The apocalypse will start at teatime.
That’s Good Omens in a nutshell — a larger-than-life battle between good and evil, all wrapped up in a quaint, droll and extremely English package.
The six-part series starring Michael Sheen and David Tennant as an angel and a demon dealing with the end of the days drops today on Amazon Prime Video — and if you haven’t already subscribed to Amazon for Fleabag, then Good Omens should convince you it’s a no-brainer.
Good Omens is wickedly funny and often gives off Life of Brian vibes. It’s also clear all the actors are having an absolute ball in their roles, and that kind of fun is infectious and leaps off the screen, enveloping you so that you’re completely lost in the story.
Before his death in 2015, fantasy writer Terry Pratchett asked Neil Gaiman to adapt their 1990 novel into a TV series. It took some years, but Pratchett would’ve been proud of the series Gaiman wrote for him — sharp, dark, hilarious and completely engrossing.
Angel Aziraphale (Sheen) and demon Crowley (Tennant) have been around on Earth since the beginning — Crowley tempted Eve with that apple while Aziraphale gave them his flaming sword to protect themselves against that pesky lion.
So since the dawn of time, they’ve been the opposing forces in each other’s lives. Or have they?
Despite pitching for different teams, Aziraphale and Crowley are actually great friends, dropping in on each other throughout the millennia, occasionally colluding together.
The lines between good and evil are blurry, especially when neither of them can remember which side started the Reign of Terror in 1793, or when Crowley questions the ethics of God (voiced by Frances McDormand) drowning everyone except for Noah and whatever fit onto his ark — only one unicorn, the other one ran away.

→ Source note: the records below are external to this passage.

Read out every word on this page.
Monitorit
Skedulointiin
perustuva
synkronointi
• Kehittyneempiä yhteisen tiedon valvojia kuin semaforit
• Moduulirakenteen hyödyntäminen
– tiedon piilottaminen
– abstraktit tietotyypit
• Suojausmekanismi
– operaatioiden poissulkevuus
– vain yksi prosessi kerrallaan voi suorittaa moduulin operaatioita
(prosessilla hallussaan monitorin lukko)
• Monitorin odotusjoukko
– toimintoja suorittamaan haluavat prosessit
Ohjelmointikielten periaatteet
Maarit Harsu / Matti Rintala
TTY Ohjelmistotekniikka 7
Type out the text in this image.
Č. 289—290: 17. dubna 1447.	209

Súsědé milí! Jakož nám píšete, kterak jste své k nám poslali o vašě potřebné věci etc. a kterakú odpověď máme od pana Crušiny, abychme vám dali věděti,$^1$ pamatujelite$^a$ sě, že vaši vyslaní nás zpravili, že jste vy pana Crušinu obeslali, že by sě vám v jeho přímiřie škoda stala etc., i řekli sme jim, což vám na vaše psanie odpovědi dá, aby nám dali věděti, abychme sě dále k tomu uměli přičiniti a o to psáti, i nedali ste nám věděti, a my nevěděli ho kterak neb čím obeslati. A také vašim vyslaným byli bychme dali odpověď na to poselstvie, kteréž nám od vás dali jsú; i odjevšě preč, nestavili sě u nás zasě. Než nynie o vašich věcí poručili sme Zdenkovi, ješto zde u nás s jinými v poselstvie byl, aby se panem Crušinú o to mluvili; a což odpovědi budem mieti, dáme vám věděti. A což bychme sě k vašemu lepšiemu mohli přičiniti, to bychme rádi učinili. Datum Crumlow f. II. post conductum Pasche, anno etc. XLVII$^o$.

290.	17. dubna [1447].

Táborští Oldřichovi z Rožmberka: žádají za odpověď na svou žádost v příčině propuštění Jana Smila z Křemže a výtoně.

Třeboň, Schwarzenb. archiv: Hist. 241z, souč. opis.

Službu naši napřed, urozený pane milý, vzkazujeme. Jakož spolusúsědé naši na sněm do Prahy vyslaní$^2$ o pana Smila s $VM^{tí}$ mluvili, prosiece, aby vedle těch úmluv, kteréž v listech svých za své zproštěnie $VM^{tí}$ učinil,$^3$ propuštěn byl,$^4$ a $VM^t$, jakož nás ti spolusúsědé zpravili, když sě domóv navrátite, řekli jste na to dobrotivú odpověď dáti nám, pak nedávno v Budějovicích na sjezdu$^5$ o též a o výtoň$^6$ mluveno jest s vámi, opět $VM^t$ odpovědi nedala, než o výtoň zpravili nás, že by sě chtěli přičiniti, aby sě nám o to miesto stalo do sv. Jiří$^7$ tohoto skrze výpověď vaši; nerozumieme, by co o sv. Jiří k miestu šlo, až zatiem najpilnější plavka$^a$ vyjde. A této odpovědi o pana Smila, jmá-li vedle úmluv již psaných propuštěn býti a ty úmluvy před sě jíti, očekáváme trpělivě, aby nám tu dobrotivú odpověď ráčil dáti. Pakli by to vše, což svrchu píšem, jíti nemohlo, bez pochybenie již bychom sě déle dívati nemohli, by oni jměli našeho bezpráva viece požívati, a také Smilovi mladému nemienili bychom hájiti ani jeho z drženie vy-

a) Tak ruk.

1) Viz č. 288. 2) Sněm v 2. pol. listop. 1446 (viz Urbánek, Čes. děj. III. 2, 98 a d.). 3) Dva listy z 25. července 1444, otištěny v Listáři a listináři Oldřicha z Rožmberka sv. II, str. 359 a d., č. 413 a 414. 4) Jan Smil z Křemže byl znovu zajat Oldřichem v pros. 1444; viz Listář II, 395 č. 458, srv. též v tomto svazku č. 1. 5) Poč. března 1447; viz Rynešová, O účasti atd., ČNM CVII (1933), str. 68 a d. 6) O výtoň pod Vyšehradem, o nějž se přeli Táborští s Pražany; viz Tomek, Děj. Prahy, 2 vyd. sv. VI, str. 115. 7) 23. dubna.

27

As Aziraphale says in defence, “The great plan is ineffable.”
Now the apocalypse is only days away, and Crowley and Aziraphale have misplaced the anti-Christ (Sam Taylor Buck), an 11-year-old boy who happens to live in a small village in Oxfordshire.
The biblical forces are all assembling and the Four Horsemen have been summoned. Everyone is preparing for the final battle between heaven and hell.
Everyone that is except for Aziraphale and Crowley. They rather like Earth, and Aziraphale doesn’t fancy spending eternity listening to only angelic harp harmonies or The Sound of Music on repeat.
But trying to stop the apocalypse isn’t easy when you have to contend with your bosses, like Archangel Gabriel (Jon Hamm) or Beezlebub (Anna Maxwell Martin), or witches like Anathema Device (Adria Arjona) and witch hunters (Michael McKean and Jack Whitehall)
Good Omens takes irreverence to the next level — and if you’re not going to do that with a TV show about the apocalypse, then when are you going to?
But the real highlight of the show is Sheen and Tennant’s utterly delightful chemistry.
An angel and a demon — both a little holier and naughtier than they should be — slyly joining forces makes for the most fun dynamic.
Tennant is revelling in the devilish role, snarling his words and really going for a Billy Idol swagger, while Sheen’s more prudish Aziraphale always looks like he regrets, but not really, whatever form of mischief he’s indulged in.
The two Brits bounce off each other with this energy that makes for intoxicating viewing.
You won’t want to stop watching it or anything in this imaginative show.